The veteran farmer explained that he’s spent a lifetime in the dairy industry and that he’s owned his current property for more than four decades. The hazards and physical requirements necessary to raise high-quality dairy cows became too daunting to overcome, according to Wells.
“At my age and at my wife’s age, if something was to happen to either one of us, for the other one to fill the other one’s role is tough to do in the dairy business. When the help [left], I [didn’t] have room for eight more hours of milking cows. I had the good help that was here for ten years. I just thought I’d get out on my terms, not on health terms. Just different. Don’t have to worry with the milking of the cows and the [absence of] hired help.”
“At one time there were four grade “A” dairies on Willow Creek and three on Ball Creek! This is so sad! Dairying has been a way of life for the families [for] many years. It is a job 365 days a year and sometimes 24 hours a day. You have to love it,” posted Margaret Duckett, another life-long dairy farmer and Wells’s neighbor, illuminating more of the situation facing the Wells, one very similar to one she had to deal with herself.
“I grew up on a dairy farm,” Duckett said. “My dad and grandmother had a dairy farm from the time I was very little and I helped during the time I was going to school.” She told the Leader that she used to “feed calves. I was in 4-H, showed calves, and just helped with milking in general.”

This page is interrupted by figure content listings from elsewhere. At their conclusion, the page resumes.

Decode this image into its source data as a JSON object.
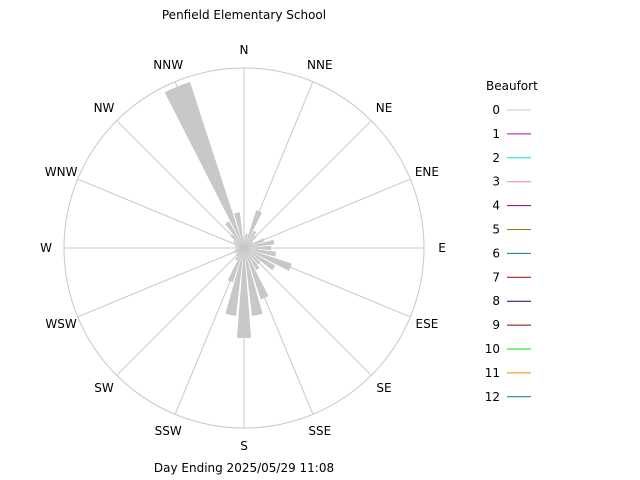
{
  "chart_data": {
    "type": "wind-rose",
    "title": "Penfield Elementary School",
    "footer": "Day Ending 2025/05/29 11:08",
    "directions": [
      "N",
      "NNE",
      "NE",
      "ENE",
      "E",
      "ESE",
      "SE",
      "SSE",
      "S",
      "SSW",
      "SW",
      "WSW",
      "W",
      "WNW",
      "NW",
      "NNW"
    ],
    "grid": true,
    "legend_position": "right",
    "legend": {
      "title": "Beaufort",
      "items": [
        {
          "label": "0",
          "color": "#c8c8c8"
        },
        {
          "label": "1",
          "color": "#c000c0"
        },
        {
          "label": "2",
          "color": "#00e0e0"
        },
        {
          "label": "3",
          "color": "#e080c0"
        },
        {
          "label": "4",
          "color": "#800080"
        },
        {
          "label": "5",
          "color": "#a07000"
        },
        {
          "label": "6",
          "color": "#008080"
        },
        {
          "label": "7",
          "color": "#a00000"
        },
        {
          "label": "8",
          "color": "#000080"
        },
        {
          "label": "9",
          "color": "#900000"
        },
        {
          "label": "10",
          "color": "#00e000"
        },
        {
          "label": "11",
          "color": "#e09000"
        },
        {
          "label": "12",
          "color": "#008080"
        }
      ]
    },
    "bar_color": "#c8c8c8",
    "bars": [
      {
        "bearing": 0,
        "value": 0.06
      },
      {
        "bearing": 11.25,
        "value": 0.08
      },
      {
        "bearing": 22.5,
        "value": 0.22
      },
      {
        "bearing": 33.75,
        "value": 0.11
      },
      {
        "bearing": 45,
        "value": 0.09
      },
      {
        "bearing": 56.25,
        "value": 0.06
      },
      {
        "bearing": 67.5,
        "value": 0.12
      },
      {
        "bearing": 78.75,
        "value": 0.17
      },
      {
        "bearing": 90,
        "value": 0.15
      },
      {
        "bearing": 101.25,
        "value": 0.18
      },
      {
        "bearing": 112.5,
        "value": 0.28
      },
      {
        "bearing": 123.75,
        "value": 0.2
      },
      {
        "bearing": 135,
        "value": 0.12
      },
      {
        "bearing": 146.25,
        "value": 0.14
      },
      {
        "bearing": 157.5,
        "value": 0.3
      },
      {
        "bearing": 168.75,
        "value": 0.38
      },
      {
        "bearing": 180,
        "value": 0.5
      },
      {
        "bearing": 191.25,
        "value": 0.38
      },
      {
        "bearing": 202.5,
        "value": 0.2
      },
      {
        "bearing": 213.75,
        "value": 0.08
      },
      {
        "bearing": 225,
        "value": 0.06
      },
      {
        "bearing": 236.25,
        "value": 0.05
      },
      {
        "bearing": 247.5,
        "value": 0.06
      },
      {
        "bearing": 258.75,
        "value": 0.05
      },
      {
        "bearing": 270,
        "value": 0.05
      },
      {
        "bearing": 281.25,
        "value": 0.05
      },
      {
        "bearing": 292.5,
        "value": 0.06
      },
      {
        "bearing": 303.75,
        "value": 0.07
      },
      {
        "bearing": 315,
        "value": 0.1
      },
      {
        "bearing": 326.25,
        "value": 0.17
      },
      {
        "bearing": 337.5,
        "value": 0.97
      },
      {
        "bearing": 348.75,
        "value": 0.2
      }
    ]
  }
}
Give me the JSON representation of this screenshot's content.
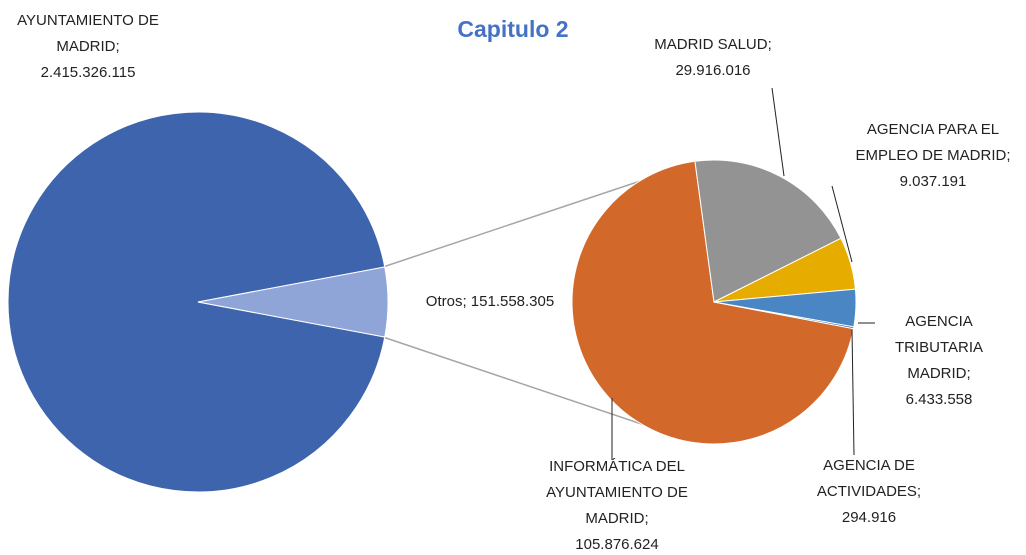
{
  "chart_data": [
    {
      "type": "pie",
      "title": "Capitulo 2",
      "categories": [
        "AYUNTAMIENTO DE MADRID;",
        "Otros;"
      ],
      "values": [
        2415326115,
        151558305
      ],
      "value_labels": [
        "2.415.326.115",
        "151.558.305"
      ],
      "colors": [
        "#3d64ad",
        "#8fa5d8"
      ]
    },
    {
      "type": "pie",
      "categories": [
        "INFORMÁTICA DEL AYUNTAMIENTO DE MADRID;",
        "MADRID SALUD;",
        "AGENCIA PARA EL EMPLEO DE MADRID;",
        "AGENCIA TRIBUTARIA MADRID;",
        "AGENCIA DE ACTIVIDADES;"
      ],
      "values": [
        105876624,
        29916016,
        9037191,
        6433558,
        294916
      ],
      "value_labels": [
        "105.876.624",
        "29.916.016",
        "9.037.191",
        "6.433.558",
        "294.916"
      ],
      "colors": [
        "#d2692a",
        "#939393",
        "#e6ac00",
        "#4a86c4",
        "#2e5e9e"
      ]
    }
  ]
}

“I got married in ’69. Married my husband Mike, and in 1970 we started milking our own dairy [cows]. We were in the dairy business for 42 years [in the same area in Leicester where she now lives]. I grew up … about four or five miles from here. We dairied here, and we dairied for 42 years.
“We had Holstein [Friesian cattle, known as the highest-producing breed of cattle], Jerseys [smaller, cheaper cattle to maintain]. We had two children and they grew up helping in the dairy. They also played sports, but on the weekends they did the milking. They were in 4-H and they dairy judged. That was a big help to them today.”

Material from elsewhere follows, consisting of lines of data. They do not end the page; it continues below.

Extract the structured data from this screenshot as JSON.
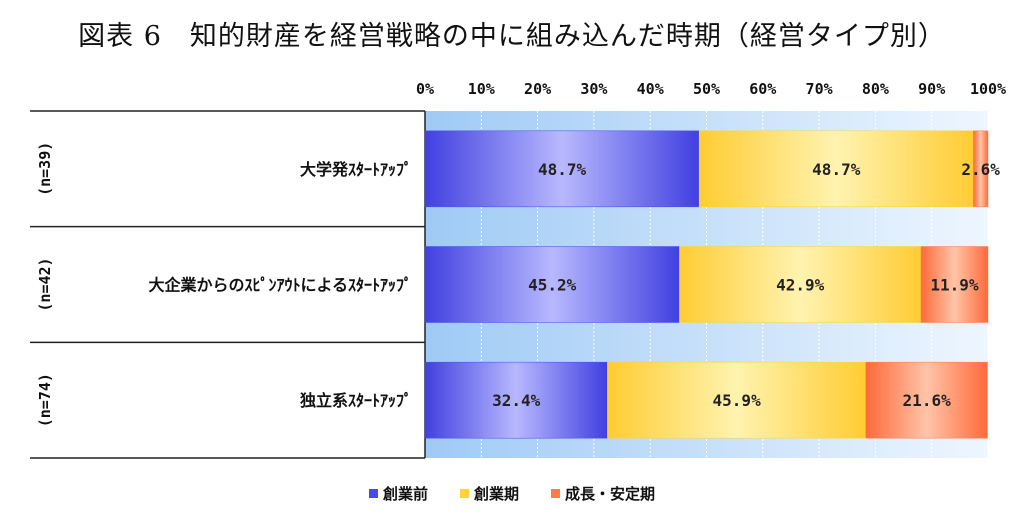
{
  "chart_data": {
    "type": "bar",
    "orientation": "horizontal",
    "stacked": true,
    "title": "図表 6　知的財産を経営戦略の中に組み込んだ時期（経営タイプ別）",
    "xlim": [
      0,
      100
    ],
    "x_ticks": [
      "0%",
      "10%",
      "20%",
      "30%",
      "40%",
      "50%",
      "60%",
      "70%",
      "80%",
      "90%",
      "100%"
    ],
    "categories": [
      {
        "name": "大学発ｽﾀｰﾄｱｯﾌﾟ",
        "n": "(n=39)"
      },
      {
        "name": "大企業からのｽﾋﾟﾝｱｳﾄによるｽﾀｰﾄｱｯﾌﾟ",
        "n": "(n=42)"
      },
      {
        "name": "独立系ｽﾀｰﾄｱｯﾌﾟ",
        "n": "(n=74)"
      }
    ],
    "series": [
      {
        "name": "創業前",
        "color": "#4a4ae8",
        "values": [
          48.7,
          45.2,
          32.4
        ],
        "labels": [
          "48.7%",
          "45.2%",
          "32.4%"
        ]
      },
      {
        "name": "創業期",
        "color": "#ffd23a",
        "values": [
          48.7,
          42.9,
          45.9
        ],
        "labels": [
          "48.7%",
          "42.9%",
          "45.9%"
        ]
      },
      {
        "name": "成長・安定期",
        "color": "#ff7a4a",
        "values": [
          2.6,
          11.9,
          21.6
        ],
        "labels": [
          "2.6%",
          "11.9%",
          "21.6%"
        ]
      }
    ],
    "legend_position": "bottom",
    "grid": true
  }
}
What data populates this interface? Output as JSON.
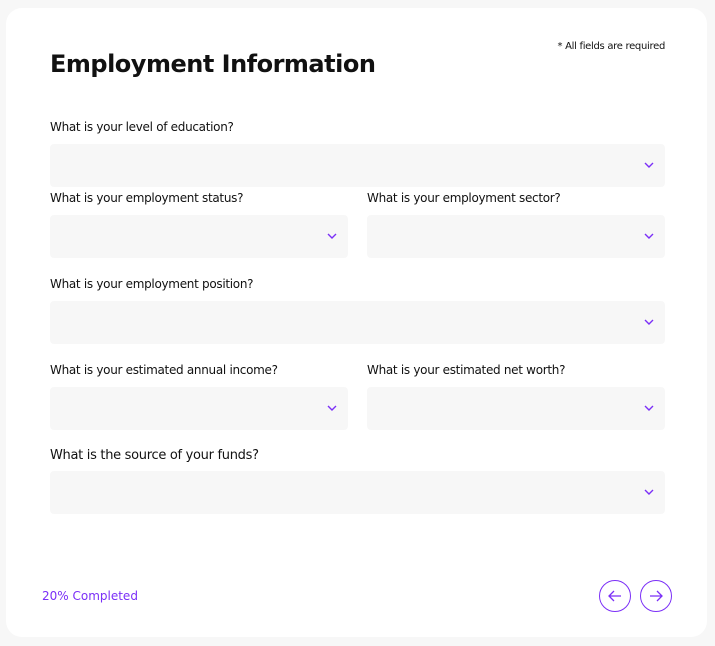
{
  "header": {
    "title": "Employment Information",
    "required_note": "* All fields are required"
  },
  "fields": [
    {
      "label": "What is your level of education?",
      "value": ""
    },
    {
      "label": "What is your employment status?",
      "value": ""
    },
    {
      "label": "What is your employment sector?",
      "value": ""
    },
    {
      "label": "What is your employment position?",
      "value": ""
    },
    {
      "label": "What is your estimated annual income?",
      "value": ""
    },
    {
      "label": "What is your estimated net worth?",
      "value": ""
    },
    {
      "label": "What is the source of your funds?",
      "value": ""
    }
  ],
  "footer": {
    "progress_text": "20% Completed",
    "progress_percent": 20
  },
  "colors": {
    "accent": "#7b2ff7",
    "field_bg": "#f7f7f7"
  },
  "icons": {
    "select": "chevron-down-icon",
    "back": "arrow-left-icon",
    "next": "arrow-right-icon"
  }
}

She told the Leader that, in the recent past, her husband was diagnosed and eventually succumbed to cancer. In managing the bleak reality of the farm’s situation, the couple realized they couldn’t go on raising dairy cattle at the rate they were used to.

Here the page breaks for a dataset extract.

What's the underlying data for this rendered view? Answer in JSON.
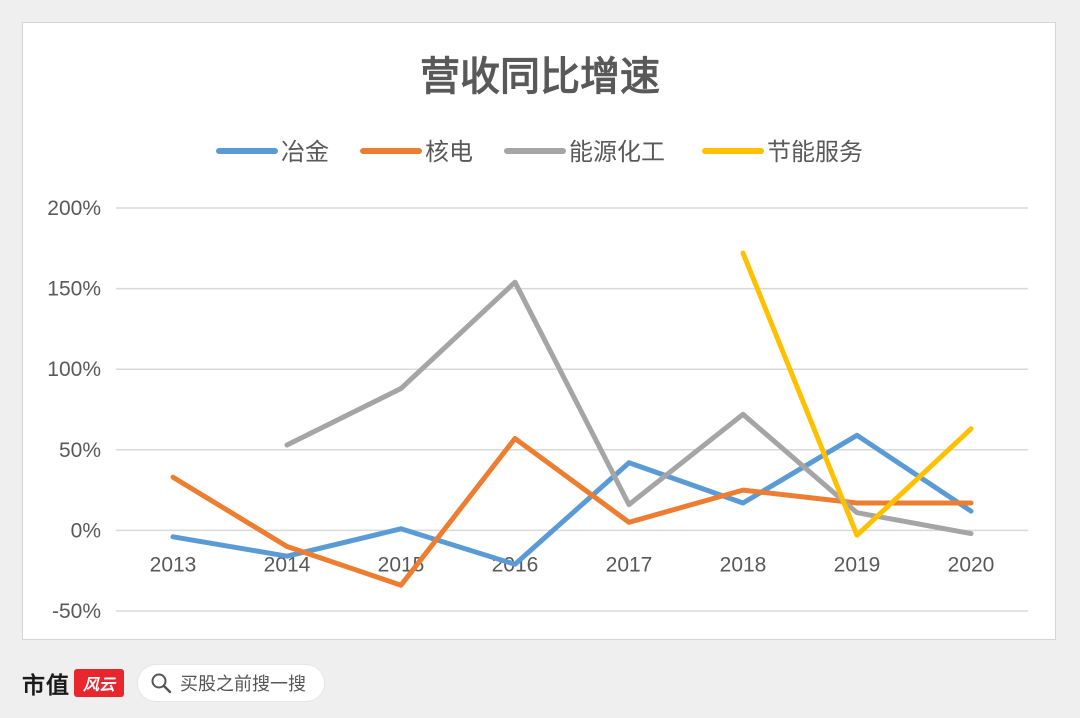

“My husband was diagnosed with cancer [and] we had to sell the herd. Not to pay for the treatment, but I just couldn’t take care of the cows [properly without him]. We didn’t want to not take care of the cattle the way we should. We sold the herd. We had right at 180 head at that time, and we sold them,” she recalled. She pivoted to the topic of Wells’s farm, explaining that the Wells both come from lifelong dairy stock, like herself.
“They [Wells] have already sold the herd. I can say, if his parents had a farm, he grew up in the dairy business and, of course, Rita [his wife] did too. Rita was from Madison County. They both grew up with the knowledge of the dairy.
“When they got married, they went into the dairy business themselves. Aubrey’s parents, during the time Aubrey was in high school, moved to Leicester and had a dairy there. Originally, Aubrey’s parents had a dairy here on the property that Aubrey has now. Aubrey bought that property and they built the dairy that they’ve operated for all these years. They’re getting to the age where they want to slow down.”
With Wells out of the dairy business, Duckett said that commercial dairy farming in the Leicester area has come to an end.